Horses are creatures of habit and do not adapt to change very easily. A new sound, smell, person or routine can sometimes rattle them. And, a change in their ration will stress their system, sometimes with devastating consequences. It’s often easy to overlook just how drastic those ration changes can be.
When a horse is free to graze in the wild for 100 percent of his nutrients, dietary changes are usually induced by weather or predators. But, domestication of the horse has provided us with the power to control our animals’ rations at a whim. When we change rations for convenience according to their cost and availability, the true cost of that change might mean the horse’s life.
As we feed our horses we must remember we are also feeding the billions of bacteria and protozoa that live in their gastrointestinal systems. Collectively, these bacteria and protozoa are called intestinal microbes and a horse’s health is directly related to the health of those microbes.
Some of these microbes are good guys and some are not. Over time, a horse’s diet will select for various microbes.

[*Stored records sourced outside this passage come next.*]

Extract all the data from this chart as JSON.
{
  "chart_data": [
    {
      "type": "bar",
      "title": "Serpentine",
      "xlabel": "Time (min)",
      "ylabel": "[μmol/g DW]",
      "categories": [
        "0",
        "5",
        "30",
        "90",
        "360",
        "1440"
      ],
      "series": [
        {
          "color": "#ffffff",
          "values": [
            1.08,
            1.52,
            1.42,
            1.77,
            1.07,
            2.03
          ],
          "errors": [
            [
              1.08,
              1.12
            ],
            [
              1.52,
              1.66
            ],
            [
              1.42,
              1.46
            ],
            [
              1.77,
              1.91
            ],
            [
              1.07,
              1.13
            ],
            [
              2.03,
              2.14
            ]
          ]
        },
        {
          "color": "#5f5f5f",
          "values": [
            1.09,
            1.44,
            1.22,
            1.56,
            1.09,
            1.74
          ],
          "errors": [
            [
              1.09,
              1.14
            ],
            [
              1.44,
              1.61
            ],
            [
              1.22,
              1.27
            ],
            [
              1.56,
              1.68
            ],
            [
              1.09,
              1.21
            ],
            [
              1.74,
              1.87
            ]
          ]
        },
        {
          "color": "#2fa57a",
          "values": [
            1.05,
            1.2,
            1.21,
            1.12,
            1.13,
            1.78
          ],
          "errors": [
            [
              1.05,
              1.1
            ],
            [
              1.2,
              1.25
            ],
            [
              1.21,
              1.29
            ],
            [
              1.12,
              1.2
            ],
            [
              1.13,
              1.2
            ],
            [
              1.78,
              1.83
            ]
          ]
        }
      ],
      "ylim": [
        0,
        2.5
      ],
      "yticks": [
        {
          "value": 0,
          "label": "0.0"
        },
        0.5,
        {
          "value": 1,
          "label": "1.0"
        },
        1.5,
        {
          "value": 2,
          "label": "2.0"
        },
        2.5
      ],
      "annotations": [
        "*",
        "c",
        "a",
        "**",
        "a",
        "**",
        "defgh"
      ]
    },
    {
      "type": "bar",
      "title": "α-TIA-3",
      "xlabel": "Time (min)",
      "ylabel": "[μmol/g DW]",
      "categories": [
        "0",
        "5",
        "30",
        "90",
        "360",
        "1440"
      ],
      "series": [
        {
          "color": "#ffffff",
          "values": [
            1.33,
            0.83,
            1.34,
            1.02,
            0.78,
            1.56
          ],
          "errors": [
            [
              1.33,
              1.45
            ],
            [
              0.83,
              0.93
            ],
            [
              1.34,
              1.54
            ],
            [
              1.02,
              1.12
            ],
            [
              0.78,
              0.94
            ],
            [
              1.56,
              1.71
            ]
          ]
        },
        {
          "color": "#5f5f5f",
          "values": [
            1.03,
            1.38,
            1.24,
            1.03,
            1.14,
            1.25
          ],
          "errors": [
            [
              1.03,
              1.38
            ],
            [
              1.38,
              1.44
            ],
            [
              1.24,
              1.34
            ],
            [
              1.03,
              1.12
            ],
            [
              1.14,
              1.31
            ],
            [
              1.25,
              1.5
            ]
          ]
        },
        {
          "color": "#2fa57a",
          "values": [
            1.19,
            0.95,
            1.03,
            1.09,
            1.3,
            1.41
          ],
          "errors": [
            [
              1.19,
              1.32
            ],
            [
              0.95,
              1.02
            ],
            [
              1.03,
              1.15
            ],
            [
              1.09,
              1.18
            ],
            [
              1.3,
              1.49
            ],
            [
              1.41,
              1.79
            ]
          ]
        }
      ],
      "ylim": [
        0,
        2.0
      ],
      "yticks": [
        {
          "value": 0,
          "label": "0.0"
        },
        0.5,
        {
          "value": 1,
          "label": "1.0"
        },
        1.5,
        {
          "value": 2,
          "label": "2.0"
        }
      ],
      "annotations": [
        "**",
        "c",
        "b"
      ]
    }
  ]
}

If large amounts of starch (grains) are fed, different microbes will thrive than those living on a fiber-based diet (hay and pasture). We know now that starch-based diets will select for particular microbes that increase the risk of colic and laminitis. The byproducts of these starch-based microbes will selectively favor colonization of their own kind.
The rule of thumb for changing grain rations is to do it slowly over a seven to ten-day period. Even so, microbiologists who study equine microbes have claimed that it can take up to 60 days for a horse’s intestinal microbes to adapt to a dietary change. This creates some real challenges with regard to the changing seasons, show schedules and convalescent horses.
Those of us who travel extensively with horses must be good planners to ensure dietary consistency. What do you do if you run out of grain while traveling and cannot find your brand? In a pinch, the safest ration to feed in this situation are plain oats. Oat starch is easily digestible and the grain is naturally high in fiber. The worst choice would be to top dress a horse’s ration with corn. There is nothing inherently wrong with limited corn in a fully balanced and acclimated ration. However, top dressing corn is a dangerous habit because cornstarch is the least digestible and radical additions of corn are stressful to microbe populations.
Sooner or later all of us will have to care for an injured horse that cannot be exercised. With less calories being burned, that horse requires less grain. In this case, feeding less grain and more fiber is much less stressful than the reverse scenario. While rapidly decreasing a horse’s grain ration when the horse doesn’t need it doesn’t pose much risk; when work is resumed, the increased grain portion should be given carefully and slowly.
Though feeding new hay is less stressful than feeding a new grain ration, even new hay will increase the risk of gastrointestinal problems. The use of hay or fiber supplements can lessen this risk. By feeding a few pounds a day of processed hay chops or cubes as the hay ration changes, horses will at least get a consistent portion of their fiber. Balanced beet pulp rations can also minimize the stress of hay changes. Shredded beet pulp is inherently low in starch and higher in digestible fibers. So, if you’re on the road and forced to use different hay or you change suppliers, less gastrointestinal stress will occur if you are already feeding hay cubes or a balanced beet pulp concentrate.
All of us have busy schedules and planning mistakes in nutrition can occur. Understanding the profound changes that can result in the gastrointestinal system and knowing a few methods to minimize these changes will lower the risk to a horse’s health and performance.